The Arvados architecture provides a modern open source platform for organizing, managing and processing terabytes to petabytes of data. It allows you to track your methods and datasets, share them securely, and easily re-run analyses.
The platform’s key components are a content addressable storage system and a containerized workflow engine.
Keep is the Arvados storage system for managing and storing large collections of files. Keep combines content addressing and a distributed storage architecture resulting in both high reliability and high throughput. Every file stored in Keep can be accurately verified every time it is retrieved. Keep supports the creation of collections as a flexible way to define data sets without having to re-organize or needlessly copy data. Keep works on a wide range of underlying filesystems and object stores.
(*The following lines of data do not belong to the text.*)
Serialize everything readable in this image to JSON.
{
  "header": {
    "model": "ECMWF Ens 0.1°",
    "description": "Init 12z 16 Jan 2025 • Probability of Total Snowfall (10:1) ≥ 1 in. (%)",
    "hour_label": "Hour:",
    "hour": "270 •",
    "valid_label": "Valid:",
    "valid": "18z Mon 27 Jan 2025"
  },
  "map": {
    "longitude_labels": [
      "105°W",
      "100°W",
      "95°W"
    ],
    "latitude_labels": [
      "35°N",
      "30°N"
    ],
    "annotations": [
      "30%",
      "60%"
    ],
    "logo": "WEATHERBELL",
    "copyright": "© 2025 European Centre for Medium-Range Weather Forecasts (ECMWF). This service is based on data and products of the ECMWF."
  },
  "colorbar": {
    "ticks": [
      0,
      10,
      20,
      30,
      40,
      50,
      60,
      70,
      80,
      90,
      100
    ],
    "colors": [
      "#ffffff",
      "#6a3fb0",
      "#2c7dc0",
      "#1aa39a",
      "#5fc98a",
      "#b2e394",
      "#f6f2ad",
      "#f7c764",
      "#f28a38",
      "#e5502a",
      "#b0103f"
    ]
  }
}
Crunch is the orchestration system for running CWL workflows. It is designed to maintain data provenance and workflow reproducibility. Crunch automatically tracks data inputs and outputs through Keep and executes workflow processes in Docker containers. In a cloud environment, Crunch optimizes costs by scaling compute on demand.
You can interact with Arvados functionality using the Workbench web application, the command line, or via the REST API and SDKs.
The Workbench web application allows users to interactively access Arvados functionality. It is especially helpful for querying and browsing data, visualizing provenance, and tracking the progress of workflows.
The command line interface (CLI) provides convenient access to the Arvados functionality in the Arvados platform from the command line.